W 2010 r. przed sądem w Paryżu rozpoczął się we wtorek proces w sprawie tej katastrofy. O nieumyślne spowodowanie katastrofy oskarżono linie lotnicze Continental, których to DC-10 startował tuż przed francuskim Concorde'em linii Air France. Odpadł z niego kawałek metalu, na który później najechał kołem Concorde. Opona maszyny eksplodowała, a jej kawałki przebiły bak paliwa, powodując pożar, który doprowadził później do katastrofy.
Na ławie oskarżonych zasiadło pięć osób: spawacz, który pracował dla Continentala w chwili katastrofy, jego szef, koordynator programu testowania samolotów Concorde, główny inżynier oraz były szef francuskiego Urzędu Lotnictwa Cywilnego.
Jeszcze dzień przed tragedią córka dzwoniła do domu i mówiła mi, że chce już wracać. Miała dość tej Francji i tej praktyki. Tak bardzo chciała wrócić do Polski, jakby coś przeczuwała - mówiła nam tuż po tragedii mama jednej z dziewcząt.

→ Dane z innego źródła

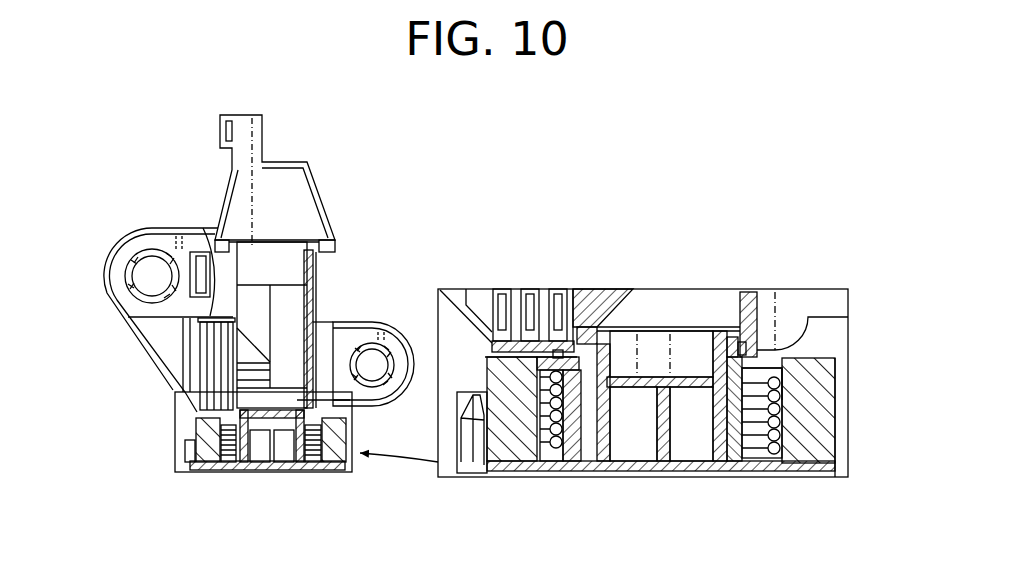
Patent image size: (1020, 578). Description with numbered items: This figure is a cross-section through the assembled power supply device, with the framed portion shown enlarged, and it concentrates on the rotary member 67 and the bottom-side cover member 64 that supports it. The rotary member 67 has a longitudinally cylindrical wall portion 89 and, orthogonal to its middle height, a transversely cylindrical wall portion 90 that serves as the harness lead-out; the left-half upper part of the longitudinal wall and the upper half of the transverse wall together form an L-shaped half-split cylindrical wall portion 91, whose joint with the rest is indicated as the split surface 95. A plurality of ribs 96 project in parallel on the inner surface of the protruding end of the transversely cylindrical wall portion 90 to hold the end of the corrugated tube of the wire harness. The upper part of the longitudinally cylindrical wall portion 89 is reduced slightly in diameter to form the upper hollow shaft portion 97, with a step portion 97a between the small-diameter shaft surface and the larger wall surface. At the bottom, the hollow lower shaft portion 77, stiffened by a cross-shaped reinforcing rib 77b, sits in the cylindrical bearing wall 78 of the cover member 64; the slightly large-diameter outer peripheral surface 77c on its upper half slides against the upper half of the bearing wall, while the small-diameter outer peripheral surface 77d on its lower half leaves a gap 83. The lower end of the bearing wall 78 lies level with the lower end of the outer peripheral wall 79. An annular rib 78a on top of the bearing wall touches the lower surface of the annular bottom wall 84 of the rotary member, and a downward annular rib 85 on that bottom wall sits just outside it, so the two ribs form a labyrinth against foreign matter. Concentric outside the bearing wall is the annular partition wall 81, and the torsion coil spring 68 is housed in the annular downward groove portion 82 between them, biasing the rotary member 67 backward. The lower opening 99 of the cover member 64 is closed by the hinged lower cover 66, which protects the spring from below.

The cover member 64 is at (838, 455).
The lower cover 66 is at (533, 467).
The rotary member 67 is at (317, 343).
The torsion coil spring 68 is at (775, 393).
The lower shaft portion 77 is at (603, 461).
The reinforcing rib 77b is at (668, 440).
The large-diameter outer peripheral surface 77c is at (760, 347).
The small-diameter outer peripheral surface 77d is at (590, 455).
The cylindrical bearing wall 78 is at (733, 452).
The annular rib 78a is at (748, 335).
The outer peripheral wall 79 is at (840, 422).
The annular partition wall 81 is at (778, 472).
The annular downward groove portion 82 is at (761, 456).
The gap 83 is at (575, 435).
The annular bottom wall 84 is at (735, 340).
The annular rib 85 is at (808, 320).
The longitudinally cylindrical wall portion 89 is at (313, 368).
The transversely cylindrical wall portion 90 is at (202, 452).
The half-split cylindrical wall portion 91 is at (250, 297).
The split surface 95 is at (237, 408).
The ribs 96 is at (553, 300).
The upper hollow shaft portion 97 is at (262, 285).
The step portion 97a is at (172, 287).
The lower opening 99 is at (752, 468).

Próbowała załatwić córce autokar powrotny jeszcze przed zakończeniem praktyk, ale nie było wolnych miejsc. Dziewczynie tak bardzo nie podobało się w Gonesse, że chciała wracać nawet "stopem".
Dziewczyny chodziły do Technikum Hotelarskiego w Jeleniej Górze. Na początku lipca 2000 roku pojechały na miesięczne praktyki do Francji. Trafiły do małego hoteliku w miejscowości Gonesse pod Paryżem. Miały wrócić 1 sierpnia do domów. Nie zdążyły, bo 25 lipca na hotel spadł samolot Concorde, który chwilę wcześniej wystartował z pobliskiego lotniska Charles'a de Gaulle'a. Hotel został zmieciony z powierzchni ziemi. Zginęły w nim cztery osoby, w tym obie Polki.

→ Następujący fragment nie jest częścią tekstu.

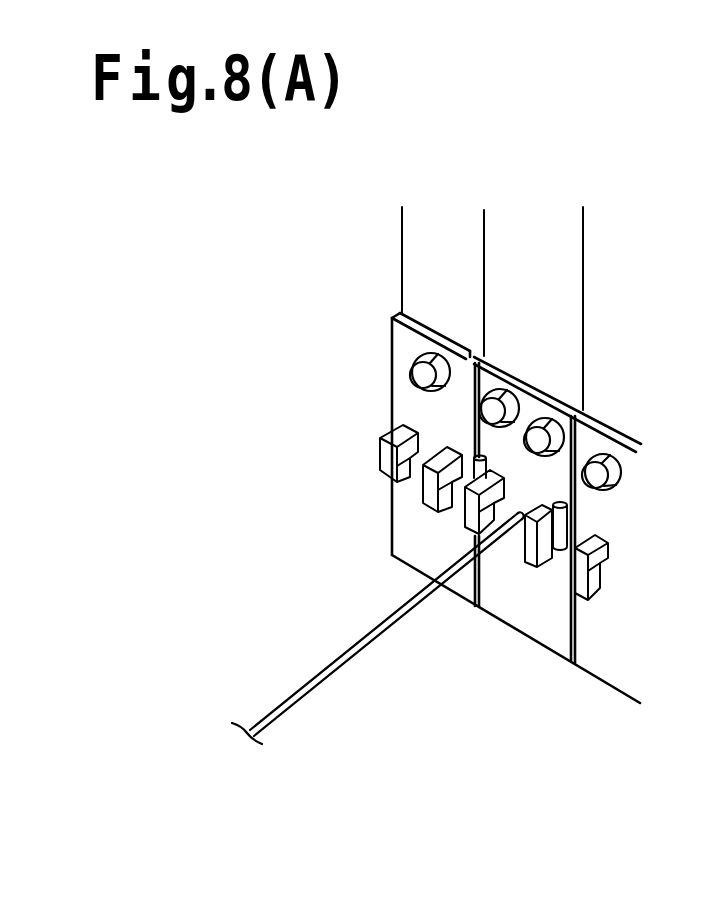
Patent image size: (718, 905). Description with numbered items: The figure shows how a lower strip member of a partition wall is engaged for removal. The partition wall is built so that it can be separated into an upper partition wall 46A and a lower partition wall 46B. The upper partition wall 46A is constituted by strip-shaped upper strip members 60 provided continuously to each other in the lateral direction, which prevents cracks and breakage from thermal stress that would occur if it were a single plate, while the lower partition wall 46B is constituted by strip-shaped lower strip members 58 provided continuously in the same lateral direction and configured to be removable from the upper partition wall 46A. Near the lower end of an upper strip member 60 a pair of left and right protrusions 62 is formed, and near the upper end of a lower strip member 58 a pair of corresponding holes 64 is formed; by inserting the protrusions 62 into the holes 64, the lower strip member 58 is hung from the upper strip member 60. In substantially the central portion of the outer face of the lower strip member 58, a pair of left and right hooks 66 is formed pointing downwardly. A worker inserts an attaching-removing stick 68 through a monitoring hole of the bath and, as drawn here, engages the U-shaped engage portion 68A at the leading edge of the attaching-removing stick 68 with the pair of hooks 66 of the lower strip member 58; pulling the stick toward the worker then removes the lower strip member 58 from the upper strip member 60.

The upper partition wall 46A is at (531, 212).
The lower partition wall 46B is at (458, 642).
The lower strip member 58 is at (420, 532).
The upper strip member 60 is at (455, 249).
The protrusion 62 is at (418, 381).
The hole 64 is at (443, 393).
The hook 66 is at (438, 492).
The attaching-removing stick 68 is at (320, 672).
The engage portion 68A is at (568, 520).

Śledztwo trwało do 2008 roku. Dopiero wtedy na podstawie zebranych dowodów francuska prokuratura podjęła decyzję o wniesieniu aktu oskarżenia do sądu. Kancelaria prawna reprezentująca ofiary tragedii zaprosiła przedstawicieli rodzin do udziału w procesie. Do Paryża pojechali ojcowie dziewczyn.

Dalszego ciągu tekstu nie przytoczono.